Por: Fernando Zambrano Ortiz.
Analista Político
¿Recuerdas la última vez que un gobierno pareció dudar antes de actuar? Esa inseguridad, más que un arrebato de prudencia, ha sido la pieza clave del caos que vivimos. Durante años, nuestros dirigentes han renunciado a ejercer con convicción esa fuerza que el pueblo les otorgó con su voto. Y no lo han hecho por caridad, ni por generosidad, sino por el miedo a las críticas de un pequeño grupo de ONGs que lucran con la cooperación internacional y opinólogos el famoso “sector caviar” que, día tras día, alerta con vehemencia ante cualquier atisbo de firmeza.
Desde siempre, el verdadero poder político no se mide en tanques ni en balas, sino en la capacidad de inspirar y ordenar. No basta con prometer seguridad; hace falta conectar con la gente, ganarse su confianza, explicarles el porqué de cada decisión. Pero cuando el presidente o sus ministros prefieren escuchar más a las columnas de opinión de izquierda progresista que al pulso de la calle, el Estado deja de ser un guía y se convierte en un espectador helado.
Y entonces, ante la duda, optan por “delegar” el problema: «Que los policías y los militares se encarguen», parecen decir. Lo que no comprenden es que así abandonan su misión principal: diseñar estrategias, coordinar, dotar de recursos a la prevención. En su lugar, la incertidumbre crece: operativos mediáticos que duran un día, promesas de mayor seguridad que nunca llegan, anuncios televisados sin respaldo en el terreno.
Pero si esta renuncia ya era grave, la podredumbre llega cuando sumamos la corrupción y la politización de la justicia. Nuestra Fiscalía, en vez de ser un árbitro imparcial, ha devenido en un instrumento de persecución política. Más de una vez hemos visto cómo investiga y acusa con criterios que parecen dictados por agendas políticas ajenas al interés común, desafiando incluso al Congreso y a la Junta Nacional de Justicia. ¿El resultado? Un Estado de derecho a medias, donde la ley es letra muerta para quienes tienen poder o influencia.
Piénsalo: ¿de qué sirve levantar comisarías si al primer soplo mediático se revoca una orden de prisión preventiva? ¿De qué vale llenar expedientes si luego el fiscal de turno deja libres a los responsables por tecnicismos, corrupción o favores políticos? Cuando la justicia se ve secuestrada por intereses políticos o corrupción, la impunidad se convierte en moneda corriente y la violencia encuentra nuevos espacios para florecer.

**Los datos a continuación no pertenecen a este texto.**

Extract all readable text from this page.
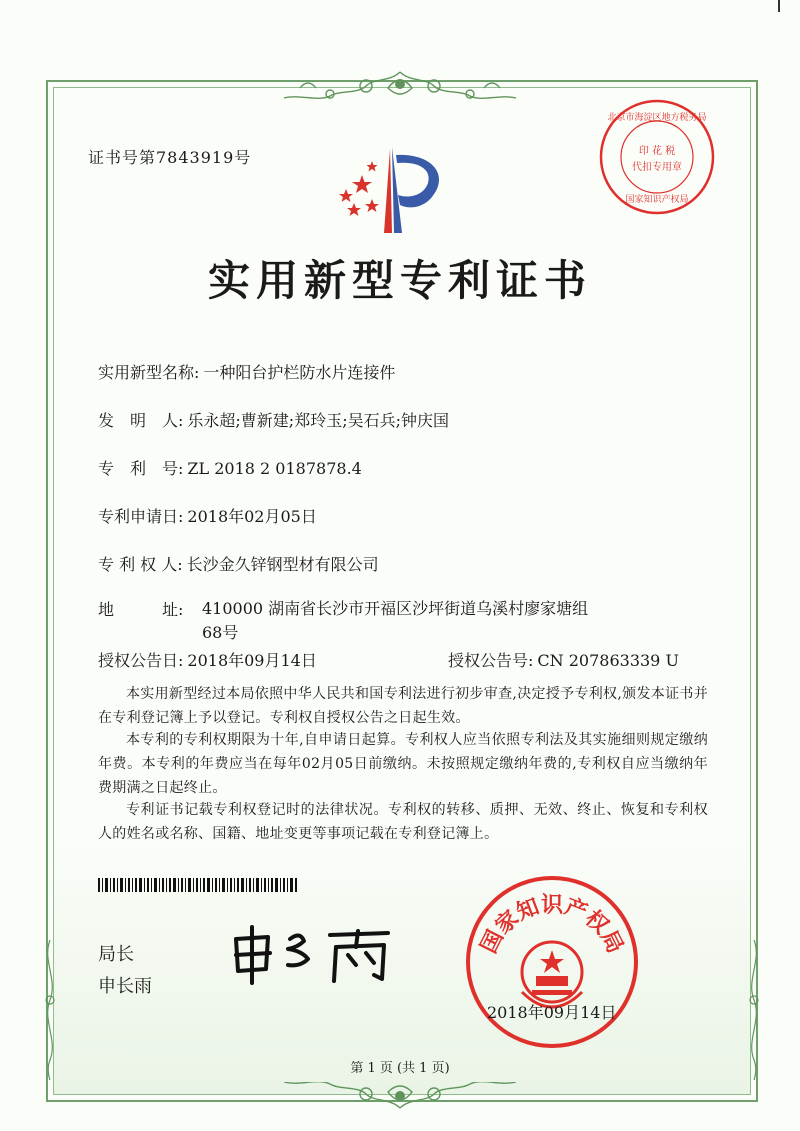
证书号第7843919号
北京市海淀区地方税务局
印 花 税
代扣专用章
国家知识产权局
实用新型专利证书
实用新型名称: 一种阳台护栏防水片连接件
发　明　人: 乐永超;曹新建;郑玲玉;吴石兵;钟庆国
专　利　号: ZL 2018 2 0187878.4
专利申请日: 2018年02月05日
专 利 权 人: 长沙金久锌钢型材有限公司
地　　　址: 410000 湖南省长沙市开福区沙坪街道乌溪村廖家塘组68号
授权公告日: 2018年09月14日	授权公告号: CN 207863339 U
本实用新型经过本局依照中华人民共和国专利法进行初步审查,决定授予专利权,颁发本证书并在专利登记簿上予以登记。专利权自授权公告之日起生效。
本专利的专利权期限为十年,自申请日起算。专利权人应当依照专利法及其实施细则规定缴纳年费。本专利的年费应当在每年02月05日前缴纳。未按照规定缴纳年费的,专利权自应当缴纳年费期满之日起终止。
专利证书记载专利权登记时的法律状况。专利权的转移、质押、无效、终止、恢复和专利权人的姓名或名称、国籍、地址变更等事项记载在专利登记簿上。
局长
申长雨
国家知识产权局
2018年09月14日
第 1 页 (共 1 页)
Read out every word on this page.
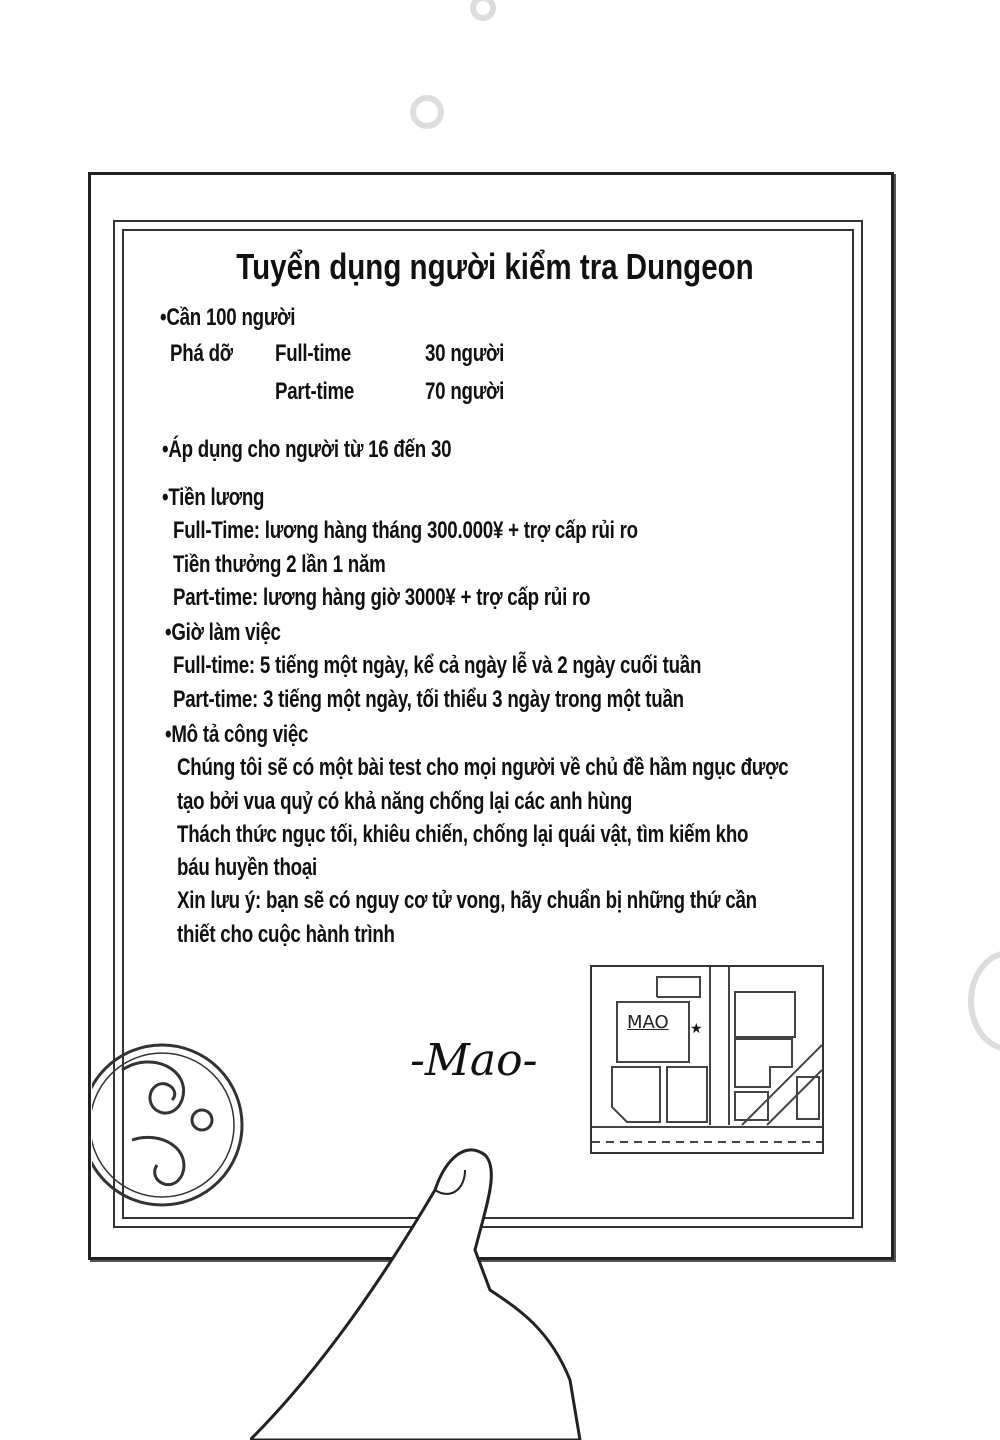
Tuyển dụng người kiểm tra Dungeon
•Cần 100 người
Phá dỡ Full-time	30 người
Part-time	70 người
•Áp dụng cho người từ 16 đến 30
•Tiền lương
Full-Time: lương hàng tháng 300.000¥ + trợ cấp rủi ro
Tiền thưởng 2 lần 1 năm
Part-time: lương hàng giờ 3000¥ + trợ cấp rủi ro
•Giờ làm việc
Full-time: 5 tiếng một ngày, kể cả ngày lễ và 2 ngày cuối tuần
Part-time: 3 tiếng một ngày, tối thiểu 3 ngày trong một tuần
•Mô tả công việc
Chúng tôi sẽ có một bài test cho mọi người về chủ đề hầm ngục được
tạo bởi vua quỷ có khả năng chống lại các anh hùng
Thách thức ngục tối, khiêu chiến, chống lại quái vật, tìm kiếm kho
báu huyền thoại
Xin lưu ý: bạn sẽ có nguy cơ tử vong, hãy chuẩn bị những thứ cần
thiết cho cuộc hành trình
-Mao-
★
MAO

Entonces, ¿cómo salimos de este laberinto? La respuesta no es más represión, sino más política con mayúsculas. Necesitamos gobernantes dispuestos a tomar decisiones impopulares pero necesarias y a explicarlas sin ocultismos. Que sepan que exigir resultados no es cercenar libertades, sino honrar la confianza de quienes los eligieron. Que escuchen a la ciudadanía: sus miedos, sus propuestas, sus críticas… pero sin desinflarse ante la primera tormenta mediática.
Y, claro, una reforma integral de la justicia. No es un lujo: es una urgencia. Una Fiscalía independiente de verdad, jueces blindados frente a presiones y una Junta Nacional de Justicia con dientes para sancionar a quien traicione su función. Solo así recuperaremos la certeza de que, si alguien rompe la ley, enfrentará consecuencias sin importar su grado de influencia o su apellido.
La democracia no se construye con gritos ni con balaceras; se edifica con diálogo, con instituciones fuertes y con líderes que no teman al precio que implica defender el orden. Si seguimos abdicando de nuestra responsabilidad estatal, la inseguridad será la regla y el toque de queda, nuestro diario vivir.
Está en nuestras manos en la de todos, gobernantes y ciudadanos retomar el mando: o abrimos el paso a la violencia, o recuperamos el poder legítimo para gobernar con justicia, coherencia y valentía. Solo así volveremos a sentirnos seguros, orgullosos de vivir en un país donde las leyes se respeten y donde el poder no se abdique, sino que se ejerza con responsabilidad.